Will Mercury slip through HP's fingers?

Over the next two days, 350 of Australia's more senior IT types will gather in Melbourne for Mercury Interactive's annual local user conference.

Over the next two days, 350 of Australia's more senior IT types will gather in Melbourne for Mercury Interactive's annual local user conference.

Mercury is the kind of company whose core competencies -- application testing and matching IT performance to business goals -- are never likely to appear on Today Tonight, but are nonetheless compelling for the typical C-level executive.

The theme for this year's gathering is "optimize outcomes" which is a worthy aim, even if the spelling is wrong for an Australian conference. Attendance is up nearly 30 percent on last year, and a new venue looks likely for 2006.

One topic which probably won't get much play is the recent market rumour that HP is contemplating a US$3.5 billion takeover of Mercury to bolster its software division.

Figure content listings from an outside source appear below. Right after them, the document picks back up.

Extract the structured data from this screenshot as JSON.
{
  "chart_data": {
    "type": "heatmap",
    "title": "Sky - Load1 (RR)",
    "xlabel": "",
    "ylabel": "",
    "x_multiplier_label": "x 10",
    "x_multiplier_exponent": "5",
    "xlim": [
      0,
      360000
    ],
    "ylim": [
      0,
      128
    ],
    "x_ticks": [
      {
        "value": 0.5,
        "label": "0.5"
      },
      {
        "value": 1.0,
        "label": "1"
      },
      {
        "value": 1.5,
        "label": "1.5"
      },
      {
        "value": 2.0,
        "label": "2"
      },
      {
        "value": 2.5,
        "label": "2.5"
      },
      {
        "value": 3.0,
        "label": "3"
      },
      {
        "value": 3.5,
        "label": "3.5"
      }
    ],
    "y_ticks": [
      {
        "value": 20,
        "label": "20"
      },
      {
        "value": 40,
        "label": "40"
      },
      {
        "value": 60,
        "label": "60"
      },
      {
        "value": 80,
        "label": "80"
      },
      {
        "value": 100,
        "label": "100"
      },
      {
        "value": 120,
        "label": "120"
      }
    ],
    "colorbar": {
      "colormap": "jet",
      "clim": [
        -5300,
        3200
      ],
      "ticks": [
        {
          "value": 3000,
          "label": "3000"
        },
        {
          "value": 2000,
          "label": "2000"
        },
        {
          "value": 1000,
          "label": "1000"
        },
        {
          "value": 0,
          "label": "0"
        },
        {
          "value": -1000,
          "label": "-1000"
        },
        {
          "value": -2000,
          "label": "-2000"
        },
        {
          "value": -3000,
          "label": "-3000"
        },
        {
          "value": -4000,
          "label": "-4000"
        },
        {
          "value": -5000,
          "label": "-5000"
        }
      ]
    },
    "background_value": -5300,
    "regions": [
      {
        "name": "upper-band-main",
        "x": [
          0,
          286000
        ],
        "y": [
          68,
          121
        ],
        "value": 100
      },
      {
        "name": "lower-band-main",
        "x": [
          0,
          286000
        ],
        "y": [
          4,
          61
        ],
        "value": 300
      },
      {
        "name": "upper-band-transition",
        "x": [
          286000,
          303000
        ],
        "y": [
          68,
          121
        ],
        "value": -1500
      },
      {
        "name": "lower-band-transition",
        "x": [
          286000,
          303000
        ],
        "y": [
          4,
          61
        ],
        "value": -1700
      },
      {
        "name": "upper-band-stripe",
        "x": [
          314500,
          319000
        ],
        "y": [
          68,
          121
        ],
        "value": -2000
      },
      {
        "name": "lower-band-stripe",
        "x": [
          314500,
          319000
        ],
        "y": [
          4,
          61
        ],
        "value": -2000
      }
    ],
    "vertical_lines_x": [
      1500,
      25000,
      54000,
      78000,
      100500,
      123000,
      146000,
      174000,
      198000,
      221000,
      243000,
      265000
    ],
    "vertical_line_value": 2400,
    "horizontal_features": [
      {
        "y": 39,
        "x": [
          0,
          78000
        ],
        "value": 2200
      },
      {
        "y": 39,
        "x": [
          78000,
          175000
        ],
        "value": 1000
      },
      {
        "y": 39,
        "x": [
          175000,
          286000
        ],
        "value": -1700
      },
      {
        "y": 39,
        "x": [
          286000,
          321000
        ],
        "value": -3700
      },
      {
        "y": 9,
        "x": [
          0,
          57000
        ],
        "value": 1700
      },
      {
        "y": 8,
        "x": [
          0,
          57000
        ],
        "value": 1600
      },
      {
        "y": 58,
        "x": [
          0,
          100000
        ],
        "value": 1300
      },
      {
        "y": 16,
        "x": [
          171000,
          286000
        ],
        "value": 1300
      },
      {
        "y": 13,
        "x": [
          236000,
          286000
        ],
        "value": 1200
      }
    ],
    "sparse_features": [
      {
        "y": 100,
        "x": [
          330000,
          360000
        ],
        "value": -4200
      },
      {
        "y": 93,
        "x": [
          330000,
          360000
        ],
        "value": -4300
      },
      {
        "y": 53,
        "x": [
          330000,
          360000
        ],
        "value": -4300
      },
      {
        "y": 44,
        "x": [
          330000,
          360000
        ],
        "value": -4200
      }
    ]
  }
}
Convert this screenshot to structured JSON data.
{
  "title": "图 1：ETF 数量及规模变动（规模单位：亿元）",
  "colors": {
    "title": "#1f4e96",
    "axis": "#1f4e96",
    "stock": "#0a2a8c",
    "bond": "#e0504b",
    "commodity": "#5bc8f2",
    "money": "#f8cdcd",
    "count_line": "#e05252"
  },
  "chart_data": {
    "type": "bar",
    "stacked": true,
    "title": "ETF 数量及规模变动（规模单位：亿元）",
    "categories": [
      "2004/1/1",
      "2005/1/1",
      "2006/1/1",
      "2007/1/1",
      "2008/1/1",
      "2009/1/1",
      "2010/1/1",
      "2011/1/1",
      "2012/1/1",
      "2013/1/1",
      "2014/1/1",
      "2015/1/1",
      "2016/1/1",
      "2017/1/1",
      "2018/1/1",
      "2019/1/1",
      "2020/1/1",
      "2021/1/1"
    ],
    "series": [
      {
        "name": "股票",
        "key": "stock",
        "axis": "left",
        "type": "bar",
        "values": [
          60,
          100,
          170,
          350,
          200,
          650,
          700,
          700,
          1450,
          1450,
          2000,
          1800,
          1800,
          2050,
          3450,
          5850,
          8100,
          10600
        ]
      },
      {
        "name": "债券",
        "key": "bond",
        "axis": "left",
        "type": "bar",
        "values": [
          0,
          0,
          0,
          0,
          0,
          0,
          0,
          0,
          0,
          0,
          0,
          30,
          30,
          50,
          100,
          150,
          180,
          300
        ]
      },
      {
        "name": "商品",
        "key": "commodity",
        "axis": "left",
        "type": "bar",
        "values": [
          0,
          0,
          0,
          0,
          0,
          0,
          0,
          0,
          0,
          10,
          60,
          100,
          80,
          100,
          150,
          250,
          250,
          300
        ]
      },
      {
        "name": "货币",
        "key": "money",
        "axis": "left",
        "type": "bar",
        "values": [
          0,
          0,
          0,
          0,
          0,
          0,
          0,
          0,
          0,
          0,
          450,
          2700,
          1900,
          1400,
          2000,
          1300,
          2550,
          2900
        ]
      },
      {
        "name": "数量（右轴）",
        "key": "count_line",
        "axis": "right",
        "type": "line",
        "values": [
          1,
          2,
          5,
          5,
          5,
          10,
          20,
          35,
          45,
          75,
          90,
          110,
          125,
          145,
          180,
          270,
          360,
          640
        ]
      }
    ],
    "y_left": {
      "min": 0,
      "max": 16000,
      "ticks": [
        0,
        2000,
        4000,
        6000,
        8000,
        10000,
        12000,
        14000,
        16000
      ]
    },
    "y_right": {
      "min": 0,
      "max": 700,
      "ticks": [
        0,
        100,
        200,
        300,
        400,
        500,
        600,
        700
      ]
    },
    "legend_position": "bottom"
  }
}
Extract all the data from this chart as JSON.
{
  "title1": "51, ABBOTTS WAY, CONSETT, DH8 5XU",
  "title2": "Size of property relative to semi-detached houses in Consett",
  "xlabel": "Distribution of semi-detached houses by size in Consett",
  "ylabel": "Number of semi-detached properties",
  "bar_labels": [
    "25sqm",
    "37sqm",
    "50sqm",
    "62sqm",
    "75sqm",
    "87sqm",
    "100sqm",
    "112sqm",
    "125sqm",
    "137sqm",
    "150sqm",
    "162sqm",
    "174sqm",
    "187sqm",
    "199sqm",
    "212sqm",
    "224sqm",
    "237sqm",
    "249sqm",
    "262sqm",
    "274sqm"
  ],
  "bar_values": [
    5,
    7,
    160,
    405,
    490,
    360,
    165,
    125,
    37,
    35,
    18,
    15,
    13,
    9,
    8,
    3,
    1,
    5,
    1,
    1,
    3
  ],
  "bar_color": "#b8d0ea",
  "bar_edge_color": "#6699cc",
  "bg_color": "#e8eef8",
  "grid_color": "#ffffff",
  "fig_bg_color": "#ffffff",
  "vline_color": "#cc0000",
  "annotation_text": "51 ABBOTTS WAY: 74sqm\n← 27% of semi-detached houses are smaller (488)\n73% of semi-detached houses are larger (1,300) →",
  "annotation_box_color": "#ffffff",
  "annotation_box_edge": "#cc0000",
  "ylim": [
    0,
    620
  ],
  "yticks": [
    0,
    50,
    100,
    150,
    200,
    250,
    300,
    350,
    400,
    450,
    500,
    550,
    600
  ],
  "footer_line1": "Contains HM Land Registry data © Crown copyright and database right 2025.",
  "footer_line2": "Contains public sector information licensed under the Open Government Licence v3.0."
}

Local managing director David De Laine says no customers have yet asked him about the rumour -- like any local executive, he has no authority to comment on whether it's true.

Time will tell if this is accurate speculation or idle chatter, but as a prospective deal, it seems a bit whiffy.

HP's track record for merger management is patchy - Compaq anyone? -- so its own shareholders might be displeased at the notion.

More significantly, corporate politics would mean that an HP-owned Mercury might find itself excluded from IT shops where it is currently a welcome player.

After all, who wants their testing and measurement vendor beholden to a major OS supplier?